While networking is important to HPC systems, Lenovo has to keep an eye out for alternatives when it comes to compute, too, and also keep an open mind. That means keeping an eye on Power, ARM, and maybe even future AMD Opteron processors. It doesn’t sound much like Power is something that Lenovo will pursue, although it could happen and, ironically, put Lenovo in cooperation and contention with Big Blue with its own Power systems.
“We have a lot of friends back at IBM, who stayed and are doing Power stuff,” says Tease. “But until we see clients demanding that we have to move there, we really don’t see a reason to go there. Lenovo is one of Intel’s largest customers, and there is no reason to move off that position unless we are getting pulled by customers to do it.
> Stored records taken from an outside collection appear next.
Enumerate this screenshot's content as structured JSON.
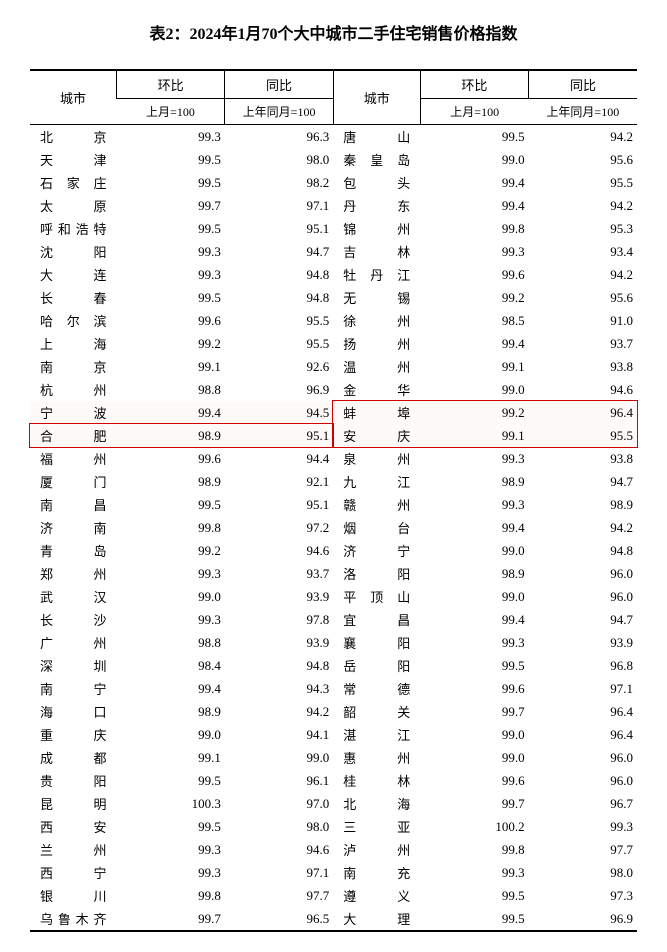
{
  "title": "表2：2024年1月70个大中城市二手住宅销售价格指数",
  "headers": {
    "city": "城市",
    "mom": "环比",
    "yoy": "同比",
    "mom_sub": "上月=100",
    "yoy_sub": "上年同月=100"
  },
  "highlight": {
    "left_city": "合肥",
    "right_city1": "蚌埠",
    "right_city2": "安庆",
    "color": "#d00000"
  },
  "rows": [
    {
      "l": [
        "北京",
        "99.3",
        "96.3"
      ],
      "r": [
        "唐山",
        "99.5",
        "94.2"
      ]
    },
    {
      "l": [
        "天津",
        "99.5",
        "98.0"
      ],
      "r": [
        "秦皇岛",
        "99.0",
        "95.6"
      ]
    },
    {
      "l": [
        "石家庄",
        "99.5",
        "98.2"
      ],
      "r": [
        "包头",
        "99.4",
        "95.5"
      ]
    },
    {
      "l": [
        "太原",
        "99.7",
        "97.1"
      ],
      "r": [
        "丹东",
        "99.4",
        "94.2"
      ]
    },
    {
      "l": [
        "呼和浩特",
        "99.5",
        "95.1"
      ],
      "r": [
        "锦州",
        "99.8",
        "95.3"
      ]
    },
    {
      "l": [
        "沈阳",
        "99.3",
        "94.7"
      ],
      "r": [
        "吉林",
        "99.3",
        "93.4"
      ]
    },
    {
      "l": [
        "大连",
        "99.3",
        "94.8"
      ],
      "r": [
        "牡丹江",
        "99.6",
        "94.2"
      ]
    },
    {
      "l": [
        "长春",
        "99.5",
        "94.8"
      ],
      "r": [
        "无锡",
        "99.2",
        "95.6"
      ]
    },
    {
      "l": [
        "哈尔滨",
        "99.6",
        "95.5"
      ],
      "r": [
        "徐州",
        "98.5",
        "91.0"
      ]
    },
    {
      "l": [
        "上海",
        "99.2",
        "95.5"
      ],
      "r": [
        "扬州",
        "99.4",
        "93.7"
      ]
    },
    {
      "l": [
        "南京",
        "99.1",
        "92.6"
      ],
      "r": [
        "温州",
        "99.1",
        "93.8"
      ]
    },
    {
      "l": [
        "杭州",
        "98.8",
        "96.9"
      ],
      "r": [
        "金华",
        "99.0",
        "94.6"
      ]
    },
    {
      "l": [
        "宁波",
        "99.4",
        "94.5"
      ],
      "r": [
        "蚌埠",
        "99.2",
        "96.4"
      ],
      "hlR": true
    },
    {
      "l": [
        "合肥",
        "98.9",
        "95.1"
      ],
      "r": [
        "安庆",
        "99.1",
        "95.5"
      ],
      "hlL": true,
      "hlR": true
    },
    {
      "l": [
        "福州",
        "99.6",
        "94.4"
      ],
      "r": [
        "泉州",
        "99.3",
        "93.8"
      ]
    },
    {
      "l": [
        "厦门",
        "98.9",
        "92.1"
      ],
      "r": [
        "九江",
        "98.9",
        "94.7"
      ]
    },
    {
      "l": [
        "南昌",
        "99.5",
        "95.1"
      ],
      "r": [
        "赣州",
        "99.3",
        "98.9"
      ]
    },
    {
      "l": [
        "济南",
        "99.8",
        "97.2"
      ],
      "r": [
        "烟台",
        "99.4",
        "94.2"
      ]
    },
    {
      "l": [
        "青岛",
        "99.2",
        "94.6"
      ],
      "r": [
        "济宁",
        "99.0",
        "94.8"
      ]
    },
    {
      "l": [
        "郑州",
        "99.3",
        "93.7"
      ],
      "r": [
        "洛阳",
        "98.9",
        "96.0"
      ]
    },
    {
      "l": [
        "武汉",
        "99.0",
        "93.9"
      ],
      "r": [
        "平顶山",
        "99.0",
        "96.0"
      ]
    },
    {
      "l": [
        "长沙",
        "99.3",
        "97.8"
      ],
      "r": [
        "宜昌",
        "99.4",
        "94.7"
      ]
    },
    {
      "l": [
        "广州",
        "98.8",
        "93.9"
      ],
      "r": [
        "襄阳",
        "99.3",
        "93.9"
      ]
    },
    {
      "l": [
        "深圳",
        "98.4",
        "94.8"
      ],
      "r": [
        "岳阳",
        "99.5",
        "96.8"
      ]
    },
    {
      "l": [
        "南宁",
        "99.4",
        "94.3"
      ],
      "r": [
        "常德",
        "99.6",
        "97.1"
      ]
    },
    {
      "l": [
        "海口",
        "98.9",
        "94.2"
      ],
      "r": [
        "韶关",
        "99.7",
        "96.4"
      ]
    },
    {
      "l": [
        "重庆",
        "99.0",
        "94.1"
      ],
      "r": [
        "湛江",
        "99.0",
        "96.4"
      ]
    },
    {
      "l": [
        "成都",
        "99.1",
        "99.0"
      ],
      "r": [
        "惠州",
        "99.0",
        "96.0"
      ]
    },
    {
      "l": [
        "贵阳",
        "99.5",
        "96.1"
      ],
      "r": [
        "桂林",
        "99.6",
        "96.0"
      ]
    },
    {
      "l": [
        "昆明",
        "100.3",
        "97.0"
      ],
      "r": [
        "北海",
        "99.7",
        "96.7"
      ]
    },
    {
      "l": [
        "西安",
        "99.5",
        "98.0"
      ],
      "r": [
        "三亚",
        "100.2",
        "99.3"
      ]
    },
    {
      "l": [
        "兰州",
        "99.3",
        "94.6"
      ],
      "r": [
        "泸州",
        "99.8",
        "97.7"
      ]
    },
    {
      "l": [
        "西宁",
        "99.3",
        "97.1"
      ],
      "r": [
        "南充",
        "99.3",
        "98.0"
      ]
    },
    {
      "l": [
        "银川",
        "99.8",
        "97.7"
      ],
      "r": [
        "遵义",
        "99.5",
        "97.3"
      ]
    },
    {
      "l": [
        "乌鲁木齐",
        "99.7",
        "96.5"
      ],
      "r": [
        "大理",
        "99.5",
        "96.9"
      ]
    }
  ]
}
They are a good partner for us.”
ARM is another story.
“We have two regions that are driving us to look at ARM, and one of them is Europe,” explains Tease. “It is fairly public and they want to have an indigenous processor, and they view ARM as a way to do that. There is a lot of interest in research and a lot of opportunities to do joint partnerships. With the Hartree partnership in the United Kingdom , we built an ARM-based node that fits into our NextScale HPC system. A few customers now how these and we have them running in our benchmarking center. China is another area pushing us. We have a lot of connections with the hyperscalers like Alibaba, Baidu, and Tencent, and they are pushing us very hard to look at ARM because they have a lot of workloads that are not very processor heavy but they are very storage heavy and that is an area where ARM does quite well.”
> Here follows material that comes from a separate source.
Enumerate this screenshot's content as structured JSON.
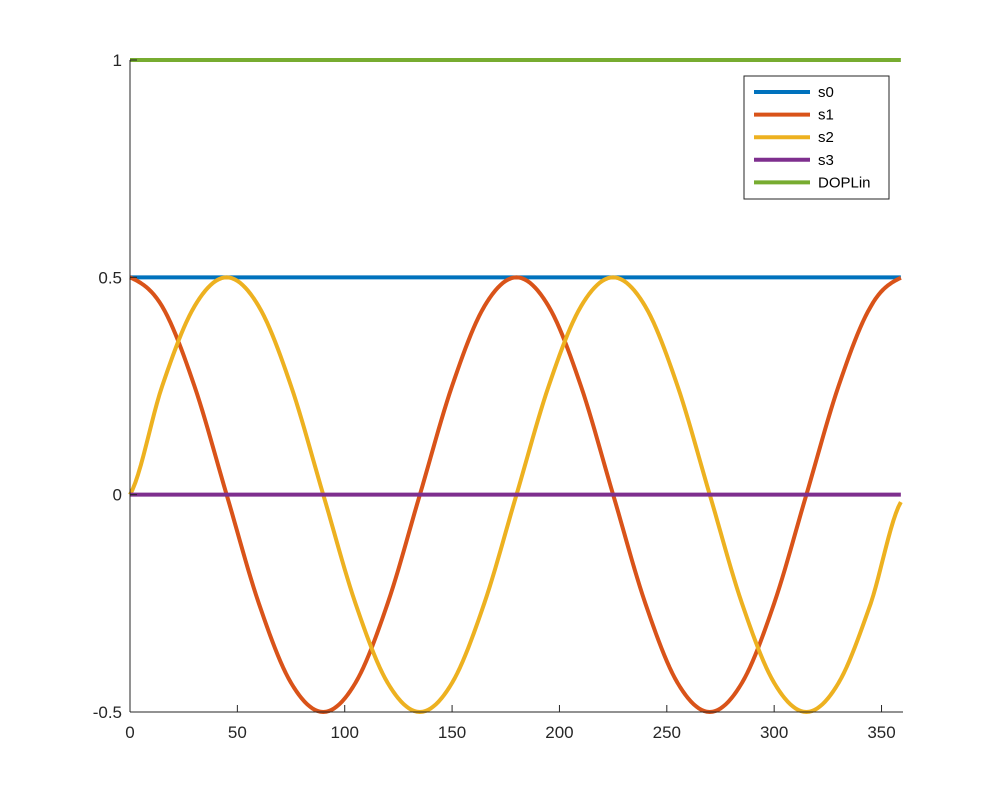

The issue that ARM faces is not so much hardware as software, although there are some hardware availability issues from both Cavium and Applied Micro, the two dominant suppliers of ARM server chips these days. They are shipping their respective ThunderX and X-Gene products now and are working on next-generation follow-ons, which will offer better performance and performance per watt, but Intel has kept the pedal to the metal with Xeons, too. Tease says that operating systems, compilers, and management tools all need to be optimized further to run better on ARM chips. “We are not seeing the performance per watt benefits that we had hoped to see with ARM at this point, but as the community builds out this ecosystem and the compilers get better, in the long term, I think ARM is going to be a player. It might take us a while to get there. It is exciting, even if it is not just around the corner.”
The one thing that Tease worries about, ironically, is that there will be too many options and the companies that make operating systems, compilers, and other parts of the HPC stack will be too distracted to optimize for all of them.
“Intel has such an advantage over Power and over ARM in that the compiler optimization tools are just not as robust,” Tease says. “I think the industry wants to see another vendor appear on the scene to be an alternative to Intel. The danger we see is that if ARM and OpenPower are competing for this investment, and we have GPUs and soon we might have FPGAs competing for it, and all of these technologies will be vying for time from these compiler companies and it is going to make it more difficult for one technology to emerge. Having OpenPower and ARM as alternatives is a great thing for our industry, but I just hope it doesn’t dilute a true secondary alternative.”
We are more hopeful in that we think what companies want is to be able to code once and deploy on Xeon, Opteron, ARM, or Power as they see fit, and fulfill the promise of open systems from decades ago. This is how Google manages its cast software infrastructure, and that allows it to have leverage and options with CPU suppliers.